Toilet-linked Biogas Plants: Generating energy through waste – India(Continued)
Tackling the Problem
In terms of tackling open defecation, the solution is not as simple as increasing the number of toilets and access to them. An Indian Government report released in 2012 (2) revealed that 69 per cent of the population had access to a toilet but found only 33 per cent actually used them.
The question is, why the gap in usage? The UNICEF field team recognise that mind-set has a role to play here. Previous campaigns for increasing toilet usage have focused on germ theory – how the lack of hand washing and open defecation can lead to the spread of microbes which then can cause illness.
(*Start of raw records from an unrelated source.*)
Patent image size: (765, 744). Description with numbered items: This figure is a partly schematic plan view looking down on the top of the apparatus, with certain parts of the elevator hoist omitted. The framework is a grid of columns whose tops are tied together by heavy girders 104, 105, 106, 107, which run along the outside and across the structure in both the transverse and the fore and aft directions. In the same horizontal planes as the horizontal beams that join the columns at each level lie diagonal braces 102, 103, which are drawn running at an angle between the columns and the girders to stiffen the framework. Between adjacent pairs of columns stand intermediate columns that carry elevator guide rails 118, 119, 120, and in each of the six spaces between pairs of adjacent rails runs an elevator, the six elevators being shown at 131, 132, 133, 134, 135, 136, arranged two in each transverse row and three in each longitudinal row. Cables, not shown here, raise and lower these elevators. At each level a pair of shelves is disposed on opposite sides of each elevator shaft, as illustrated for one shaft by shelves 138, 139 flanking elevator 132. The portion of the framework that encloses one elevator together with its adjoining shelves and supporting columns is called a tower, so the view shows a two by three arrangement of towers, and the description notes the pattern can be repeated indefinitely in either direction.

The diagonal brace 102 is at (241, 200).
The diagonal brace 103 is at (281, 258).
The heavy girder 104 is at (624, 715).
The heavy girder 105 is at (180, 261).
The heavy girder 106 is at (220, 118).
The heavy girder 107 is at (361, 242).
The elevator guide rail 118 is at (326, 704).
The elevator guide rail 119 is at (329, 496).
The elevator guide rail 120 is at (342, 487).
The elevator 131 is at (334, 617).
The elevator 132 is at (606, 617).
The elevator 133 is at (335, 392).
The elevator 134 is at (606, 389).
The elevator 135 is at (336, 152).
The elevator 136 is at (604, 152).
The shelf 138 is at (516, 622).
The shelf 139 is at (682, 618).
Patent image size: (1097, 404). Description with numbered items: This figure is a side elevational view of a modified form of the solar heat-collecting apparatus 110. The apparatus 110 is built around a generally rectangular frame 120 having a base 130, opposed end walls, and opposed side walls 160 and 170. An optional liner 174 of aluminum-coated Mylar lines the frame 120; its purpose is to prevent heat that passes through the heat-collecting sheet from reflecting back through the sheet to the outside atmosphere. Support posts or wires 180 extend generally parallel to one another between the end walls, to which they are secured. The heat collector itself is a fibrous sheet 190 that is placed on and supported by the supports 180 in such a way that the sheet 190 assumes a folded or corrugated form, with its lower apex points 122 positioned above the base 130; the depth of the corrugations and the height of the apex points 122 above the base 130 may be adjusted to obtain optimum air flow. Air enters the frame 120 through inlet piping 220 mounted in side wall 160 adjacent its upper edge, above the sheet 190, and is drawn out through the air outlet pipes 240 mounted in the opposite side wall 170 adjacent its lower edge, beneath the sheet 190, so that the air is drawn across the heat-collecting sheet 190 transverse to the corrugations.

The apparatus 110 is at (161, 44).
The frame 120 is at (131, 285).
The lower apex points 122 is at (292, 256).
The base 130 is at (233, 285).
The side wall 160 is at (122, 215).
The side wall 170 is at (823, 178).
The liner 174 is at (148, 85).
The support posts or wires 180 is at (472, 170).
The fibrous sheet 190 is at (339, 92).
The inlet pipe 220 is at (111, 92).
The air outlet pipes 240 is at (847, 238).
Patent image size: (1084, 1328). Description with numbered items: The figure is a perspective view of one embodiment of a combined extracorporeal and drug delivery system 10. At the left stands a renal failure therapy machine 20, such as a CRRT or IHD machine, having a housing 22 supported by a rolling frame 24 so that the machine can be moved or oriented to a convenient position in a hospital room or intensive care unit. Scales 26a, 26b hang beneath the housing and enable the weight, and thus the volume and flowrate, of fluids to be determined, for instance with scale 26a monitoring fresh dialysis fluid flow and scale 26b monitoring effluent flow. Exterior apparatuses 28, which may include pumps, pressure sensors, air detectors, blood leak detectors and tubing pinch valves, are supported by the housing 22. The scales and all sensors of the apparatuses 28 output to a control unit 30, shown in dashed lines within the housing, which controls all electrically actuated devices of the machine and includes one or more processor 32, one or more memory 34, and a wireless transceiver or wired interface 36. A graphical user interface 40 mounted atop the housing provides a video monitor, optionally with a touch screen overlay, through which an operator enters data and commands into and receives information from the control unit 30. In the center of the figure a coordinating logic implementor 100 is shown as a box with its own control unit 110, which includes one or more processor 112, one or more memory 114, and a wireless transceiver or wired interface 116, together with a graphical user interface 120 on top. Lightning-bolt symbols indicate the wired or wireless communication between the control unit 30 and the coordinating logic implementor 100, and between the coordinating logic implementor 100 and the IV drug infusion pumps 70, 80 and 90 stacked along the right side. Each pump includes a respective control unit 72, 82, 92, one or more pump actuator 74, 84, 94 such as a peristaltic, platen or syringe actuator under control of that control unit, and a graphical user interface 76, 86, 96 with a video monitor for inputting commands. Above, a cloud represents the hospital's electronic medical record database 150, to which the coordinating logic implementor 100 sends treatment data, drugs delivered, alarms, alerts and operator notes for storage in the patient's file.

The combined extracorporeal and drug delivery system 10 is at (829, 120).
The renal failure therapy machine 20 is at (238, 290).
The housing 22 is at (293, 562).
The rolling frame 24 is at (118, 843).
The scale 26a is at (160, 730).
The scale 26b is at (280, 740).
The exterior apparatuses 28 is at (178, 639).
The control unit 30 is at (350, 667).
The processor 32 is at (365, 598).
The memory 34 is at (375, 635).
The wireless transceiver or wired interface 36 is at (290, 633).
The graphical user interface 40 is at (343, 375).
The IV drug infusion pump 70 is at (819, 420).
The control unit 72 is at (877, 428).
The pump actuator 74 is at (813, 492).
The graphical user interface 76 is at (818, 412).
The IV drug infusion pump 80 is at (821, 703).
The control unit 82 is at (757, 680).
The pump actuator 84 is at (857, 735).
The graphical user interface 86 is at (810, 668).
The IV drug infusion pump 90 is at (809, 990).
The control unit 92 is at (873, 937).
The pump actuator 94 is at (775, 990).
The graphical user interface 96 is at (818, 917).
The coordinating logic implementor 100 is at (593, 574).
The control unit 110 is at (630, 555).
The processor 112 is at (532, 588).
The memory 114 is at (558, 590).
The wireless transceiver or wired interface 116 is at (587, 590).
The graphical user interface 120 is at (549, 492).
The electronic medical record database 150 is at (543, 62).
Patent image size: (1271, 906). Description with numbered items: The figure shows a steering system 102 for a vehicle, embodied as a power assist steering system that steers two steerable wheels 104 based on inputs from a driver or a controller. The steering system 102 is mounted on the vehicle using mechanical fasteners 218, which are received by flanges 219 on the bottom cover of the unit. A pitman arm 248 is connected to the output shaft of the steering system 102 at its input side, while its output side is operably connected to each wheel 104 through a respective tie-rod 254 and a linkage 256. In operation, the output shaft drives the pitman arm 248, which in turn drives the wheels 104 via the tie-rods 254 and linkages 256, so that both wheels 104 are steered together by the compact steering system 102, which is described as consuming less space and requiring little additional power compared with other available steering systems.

Educational health promotion methods like this have been largely ineffective at motivating people to use toilets (3). It was recognised by the UNICEF field team in West Bengal that an added incentive was needed to persuade people to want to use toilets or latrines.
The answer to these two problems (methane gas from excreta and carbon dioxide from indoor stoves) comes in the form of an innovation – toilet-linked biogas plants underpinned by a carbon credit scheme. The word ‘plant’ here implies a device. Two districts in West Bengal, India were chosen to pilot this scheme where, approximately, 19,817Kg of methane gas is produced from waste alone each day.
UNICEF worked with local NGO, Ramakrishna Mission Lokashiksha Parishad (RKMLP), in two districts in West Bengal, India to pilot the bio-gas plant scheme. The project was spear-headed by Shyam Dave, Water, Sanitation and Hygiene specialist with UNICEF’s West Bengal Field Office. UNICEF’s role was to oversee the project as well as provide guidance and funding for the carbon credit rewards linked to the biogas plants.